Property Setting Description
Auto Debug Boolean When On, debug information about your query is automatically logged. These logs can be found in the Task History. Please include these logs in support requests concerning the component. Turning on this property will override any debugging connection options.
Debug Level Select The level of verbosity with which your debug information is logged. Levels above 1 can log huge amounts of data and result in slower execution. The levels are:
  1. Logs the query, the number of rows returned, the start time of execution, the amount of time taken, and any errors.
  2. Logs everything included in Level 1, and also cache queries and additional information about the request, if applicable.
  3. Additionally logs the body of the request and the response.
  4. Additionally logs transport-level communication with the data source. This includes SSL negotiation.
  5. Additionally logs communication with the data source and additional details that may be helpful in troubleshooting problems. This includes interface commands.

Warning

Do not leave Auto Debug On when not directly in need of it, as it can consume large amounts of disk space.



Refresh Source Schema

Sometimes a source schema that Matillion ETL is using might be changed externally from Matillion ETL. An example of this is creating a new table via console commands and then attempting to find that table in a data staging component in Matillion ETL, only to find that the table does not appear.

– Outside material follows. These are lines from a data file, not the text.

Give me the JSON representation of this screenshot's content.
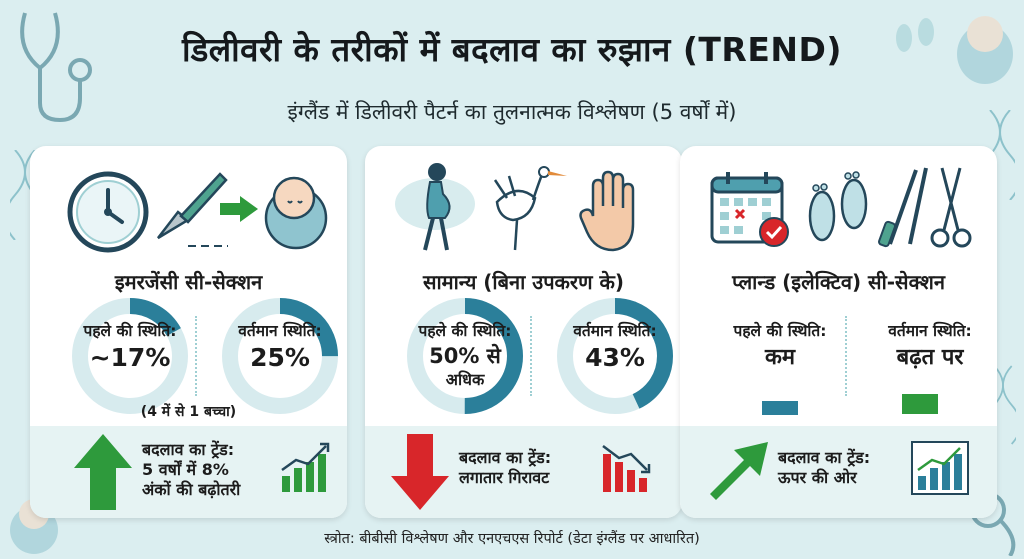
{
  "header": {
    "title": "डिलीवरी के तरीकों में बदलाव का रुझान (TREND)",
    "subtitle": "इंग्लैंड में डिलीवरी पैटर्न का तुलनात्मक विश्लेषण (5 वर्षों में)"
  },
  "cards": [
    {
      "title": "इमरजेंसी सी-सेक्शन",
      "before_label": "पहले की स्थिति:",
      "before_value": "~17%",
      "before_fraction": 0.17,
      "after_label": "वर्तमान स्थिति:",
      "after_value": "25%",
      "after_fraction": 0.25,
      "note": "(4 में से 1 बच्चा)",
      "trend_line1": "बदलाव का ट्रेंड:",
      "trend_line2": "5 वर्षों में 8%",
      "trend_line3": "अंकों की बढ़ोतरी",
      "trend_direction": "up",
      "icons": [
        "clock-icon",
        "scalpel-icon",
        "arrow-right-icon",
        "baby-icon"
      ]
    },
    {
      "title": "सामान्य (बिना उपकरण के)",
      "before_label": "पहले की स्थिति:",
      "before_value_line1": "50% से",
      "before_value_line2": "अधिक",
      "before_fraction": 0.5,
      "after_label": "वर्तमान स्थिति:",
      "after_value": "43%",
      "after_fraction": 0.43,
      "trend_line1": "बदलाव का ट्रेंड:",
      "trend_line2": "लगातार गिरावट",
      "trend_direction": "down",
      "icons": [
        "pregnant-woman-icon",
        "stork-icon",
        "hand-icon"
      ]
    },
    {
      "title": "प्लान्ड (इलेक्टिव) सी-सेक्शन",
      "before_label": "पहले की स्थिति:",
      "before_value": "कम",
      "after_label": "वर्तमान स्थिति:",
      "after_value": "बढ़त पर",
      "trend_line1": "बदलाव का ट्रेंड:",
      "trend_line2": "ऊपर की ओर",
      "trend_direction": "up",
      "icons": [
        "calendar-icon",
        "footprints-icon",
        "surgical-tools-icon"
      ]
    }
  ],
  "source": "स्त्रोत: बीबीसी विश्लेषण और एनएचएस रिपोर्ट (डेटा इंग्लैंड पर आधारित)",
  "colors": {
    "background": "#dbeef0",
    "ring_fill": "#2b7f9a",
    "ring_track": "#d7ebee",
    "up_green": "#2e9a3c",
    "down_red": "#d8262a",
    "flat_blue": "#2b7f9a"
  }
}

This is due to Matillion ETL using a cache of table data for many components.

To sync the Matillion ETL client with your platform and resolve this issue, right-click the component in question and select Refresh Source Schema.



Sampling Data

Data staging components in Matillion ETL have a sample option, which allows you to display a sample of the data the component produces before committing to running your full orchestration or transformation job.

On the component's Sample tab, click Data to load the sample data into Matillion ETL. You can limit the number of rows retrieved from the dataset, if required.

Sampling data